EMPECÉ por mi cuerpo maltratado por el estrés, por la ansiedad permanen­te de no llegar, de sentirme valorado y, sobre todo, por poner las tildes donde ni siquiera había acentos. Ahora me cuido. Hago estiramientos por las mañanas, co­mo fruta para desayunar; al mediodía, saboreo y selecciono cada alimento, y contemplo día a día cómo me muevo y cómo se mueven los demás. Pero mi cuer­po no se queda en mí. Me encanta dar y recibir masajes que nos devuelven la paz y tranquilidad y nos permiten comuni­carnos a través del sentido más olvida­do, el tacto. Todo esto, que me sale día a día, me ha llevado a perder peso sin bus­carlo, a aligerar notablemente el dolor de la hernia y a sentirme más ligero y ac­tivo.
 
Mi  mente también se ha trocado en un conjunto de nuevos valores que ayudan a situar las cosas de mi entorno en una nueva escala. El trabajo es el gran perdedor de este cambio, y ganan las personas que me rodean. Ahora estoy más comunicativo, busco rostros, espa­cios y tiempos para el diálogo; y lo pon­go todo por encima de «formalismos la­borales o académicos» porque creo que el mejor fruto de nuestro paso por este mundo no está en una buen obra para las personas, sino en una buena vida en­tre personas.
 
 
 
Sigo removido por dentro y, como le digo a Belén, todavía estoy un poco descolocado. La gran diferencia es que no guardo nada, ni bueno ni malo, todo lo expreso, con el sentimiento verdadero, aún las lágrimas que socialmente se han prohibido al hombre por considerarlo erróneamente el sexo fuerte. Trato de dar sin dolor y sin alegría, simplemente porque ahora, a diferencia de antes, me sale. Mis sentidos se abren cada día más a respirar el mundo y a dejarme respirar, porque también en esto me siento trans­formar.
 
AUNQUE con los pies cada vez más seguros en la tierra que me vio na­cer, el cambio no lo hago sin miedos. Tengo errores y tropezones, y muchos. El miedo mayor de todos soy yo mismo por no saber que seré en el futuro. En­tonces es cuando pienso que si soy fiel a ese camino de descenso, de ir eliminan­do lastres para poder volar, se cumplirá la paradoja de Jesucristo: cuando sea na­da, seré.
 
Siento el soplo del Espíritu allí donde se ven tumbadas mis expectativas y des­
cubro lo que hay en el fondo de mí y de­trás de esas esperanzas artificiales que muchas veces me he creado. Huyo del artificio del conocimiento por el conoci­miento, del Jesús enlatado y conservado. He descubierto que ni el papel ni las pa­labras pueden aguantar lo que realmen­te significó Jesús si no miramos día a día el corazón de las personas.
 
LA transformación que estoy vi­viendo me produce un dolor de corazón que sana, que remueve, que poco a poco va dando luz sobre quién soy y el reto que supone mi entorno. Dicho sin arro­gancia, siento que Dios se está hospe­dando a la espera de que logre consoli­dar este cambio, porque todavía no ha terminado.

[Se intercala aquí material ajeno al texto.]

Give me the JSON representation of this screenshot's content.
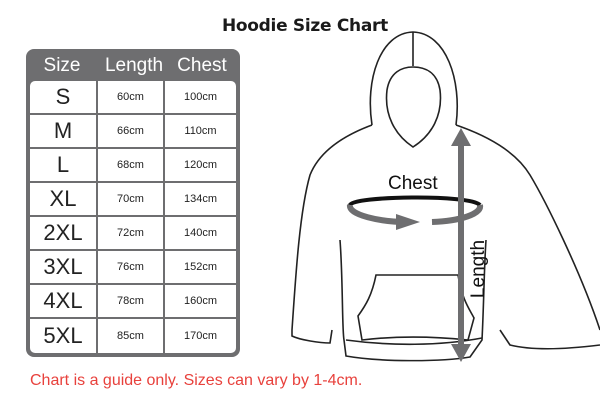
{
  "title": "Hoodie Size Chart",
  "table": {
    "headers": [
      "Size",
      "Length",
      "Chest"
    ],
    "rows": [
      [
        "S",
        "60cm",
        "100cm"
      ],
      [
        "M",
        "66cm",
        "110cm"
      ],
      [
        "L",
        "68cm",
        "120cm"
      ],
      [
        "XL",
        "70cm",
        "134cm"
      ],
      [
        "2XL",
        "72cm",
        "140cm"
      ],
      [
        "3XL",
        "76cm",
        "152cm"
      ],
      [
        "4XL",
        "78cm",
        "160cm"
      ],
      [
        "5XL",
        "85cm",
        "170cm"
      ]
    ]
  },
  "diagram": {
    "chest_label": "Chest",
    "length_label": "Length"
  },
  "note": "Chart is a guide only. Sizes can vary by 1-4cm.",
  "colors": {
    "table_frame": "#6e6e70",
    "note": "#e8413c",
    "arrow": "#6e6e70"
  }
}
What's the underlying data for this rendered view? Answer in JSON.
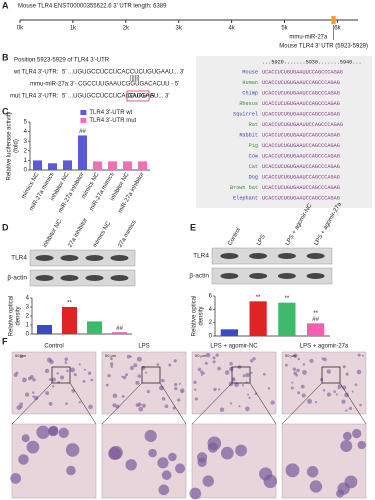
{
  "panels": {
    "A": {
      "label": "A",
      "title": "Mouse TLR4 ENST00000355622.6 3' UTR length: 6389",
      "xlim": [
        0,
        6389
      ],
      "ticks": [
        {
          "value": 0,
          "label": "0k"
        },
        {
          "value": 1000,
          "label": "1k"
        },
        {
          "value": 2000,
          "label": "2k"
        },
        {
          "value": 3000,
          "label": "3k"
        },
        {
          "value": 4000,
          "label": "4k"
        },
        {
          "value": 5000,
          "label": "5k"
        },
        {
          "value": 6000,
          "label": "6k"
        }
      ],
      "site": [
        5923,
        5929
      ],
      "site_label": "mmu-miR-27a",
      "site_caption": "Mouse TLR4 3' UTR (5923-5929)"
    },
    "B": {
      "label": "B",
      "position": "Position 5923-5929 of TLR4 3'-UTR",
      "wt": {
        "name": "wt TLR4 3'-UTR:",
        "seq": "5' ...UGUGCCUCCUCACCUCUGUGAAU... 3'"
      },
      "pairing": "||||||",
      "mirna": {
        "name": "mmu-miR-27a:",
        "seq": "3'- CGCCUUGAAUCGGUGACACUU - 5'"
      },
      "mut": {
        "name": "mut TLR4 3'-UTR:",
        "seq_start": "5' ...UGUGCCUCCUCACCUAU",
        "seq_mut": "GACGAG",
        "seq_end": "AU... 3'"
      },
      "alignment": {
        "header": "...5920.......5930.......5940...",
        "rows": [
          {
            "species": "Mouse",
            "seq": "UCACCUCUGUGAAUUCCAGCCCAGAG"
          },
          {
            "species": "Human",
            "seq": "UCACCUCUGUGAAUCCAGCCCAGAG"
          },
          {
            "species": "Chimp",
            "seq": "UCACCUCUGUGAAUCCAGCCCAGAG"
          },
          {
            "species": "Rhesus",
            "seq": "UCACCUCUGUGAAUCCAGCCCAGAG"
          },
          {
            "species": "Squirrel",
            "seq": "UCACCUCUGUGAAUCCAGCCCAGAG"
          },
          {
            "species": "Rat",
            "seq": "UCACCUCUGUGAAUUCCAGCCCAGAG"
          },
          {
            "species": "Rabbit",
            "seq": "UCACCUCUGUGAAUCCAGCCCAGAG"
          },
          {
            "species": "Pig",
            "seq": "UCACCUCUGUGAAUCCAGCCCAGAG"
          },
          {
            "species": "Cow",
            "seq": "UCACCUCUGUGAAUCCAGCCCAGAG"
          },
          {
            "species": "Cat",
            "seq": "UCACCUCUGUGAAUCCAGCCCAGAG"
          },
          {
            "species": "Dog",
            "seq": "UCACCUCUGUGAAUCCAGCCCAGAG"
          },
          {
            "species": "Brown bat",
            "seq": "UCACCUCUGUGAAUCCAGCCCAGAG"
          },
          {
            "species": "Elephant",
            "seq": "UCACCUCUGUGAAUCCAGCCCAGAG"
          }
        ]
      }
    },
    "C": {
      "label": "C",
      "chart": {
        "type": "bar",
        "ylabel": [
          "Relative luciferase activity",
          "(fold)"
        ],
        "categories": [
          "mimics NC",
          "miR-27a mimics",
          "inhibitor NC",
          "miR-27a inhibitor"
        ],
        "series": [
          {
            "name": "TLR4 3'-UTR wt",
            "color": "#5a5ad8",
            "values": [
              1.0,
              0.7,
              1.0,
              3.6
            ]
          },
          {
            "name": "TLR4 3'-UTR mut",
            "color": "#f070b8",
            "values": [
              0.9,
              0.9,
              0.9,
              0.9
            ]
          }
        ],
        "ylim": [
          0,
          5
        ],
        "yticks": [
          0,
          1,
          2,
          3,
          4,
          5
        ],
        "annotations": [
          {
            "text": "##",
            "series": 0,
            "index": 3
          }
        ]
      }
    },
    "D": {
      "label": "D",
      "blot_rows": [
        "TLR4",
        "β-actin"
      ],
      "chart": {
        "type": "bar",
        "ylabel": [
          "Relative optical",
          "density"
        ],
        "categories": [
          "inhibitor NC",
          "27a inhibitor",
          "mimics NC",
          "27a mimics"
        ],
        "series": [
          {
            "values": [
              1.0,
              3.0,
              1.4,
              0.2
            ],
            "colors": [
              "#3b49c8",
              "#e02424",
              "#3dbb6a",
              "#f25fb0"
            ]
          }
        ],
        "ylim": [
          0,
          4
        ],
        "yticks": [
          0,
          1,
          2,
          3,
          4
        ],
        "annotations": [
          {
            "text": "**",
            "series": 0,
            "index": 1
          },
          {
            "text": "##",
            "series": 0,
            "index": 3
          }
        ]
      }
    },
    "E": {
      "label": "E",
      "blot_rows": [
        "TLR4",
        "β-actin"
      ],
      "chart": {
        "type": "bar",
        "ylabel": [
          "Relative optical",
          "density"
        ],
        "categories": [
          "Control",
          "LPS",
          "LPS + agomir-NC",
          "LPS + agomir-27a"
        ],
        "series": [
          {
            "values": [
              1.0,
              5.2,
              5.0,
              1.9
            ],
            "colors": [
              "#3b49c8",
              "#e02424",
              "#3dbb6a",
              "#f25fb0"
            ]
          }
        ],
        "ylim": [
          0,
          6
        ],
        "yticks": [
          0,
          2,
          4,
          6
        ],
        "annotations": [
          {
            "text": "**",
            "series": 0,
            "index": 1
          },
          {
            "text": "**",
            "series": 0,
            "index": 2
          },
          {
            "text": "##",
            "series": 0,
            "index": 3
          },
          {
            "text": "**",
            "series": 0,
            "index": 3
          }
        ]
      }
    },
    "F": {
      "label": "F",
      "scale": "50 μm",
      "titles": [
        "Control",
        "LPS",
        "LPS + agomir-NC",
        "LPS + agomir-27a"
      ]
    }
  }
}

Las personas que me conocen, me di­cen que me ven cambiado, más alegre. No se trata de la sonrisa idiota del que se deja llevar por una situación placentera, sino de la conciencia de estar llegando a una nueva etapa en mi vida: integral (cuerpo, mente y espíritu), integrada (con la fe, con la salud) e integradora de mí mismo y de mi entorno.
Gracias por este regalo que nunca ima­giné. Gracias por la comprensión de los que en mi entorno me siguen queriendo y aguantando, antes y ahora. Gracias por los aires que en el futuro soplarán de nuevo para remover mi vida.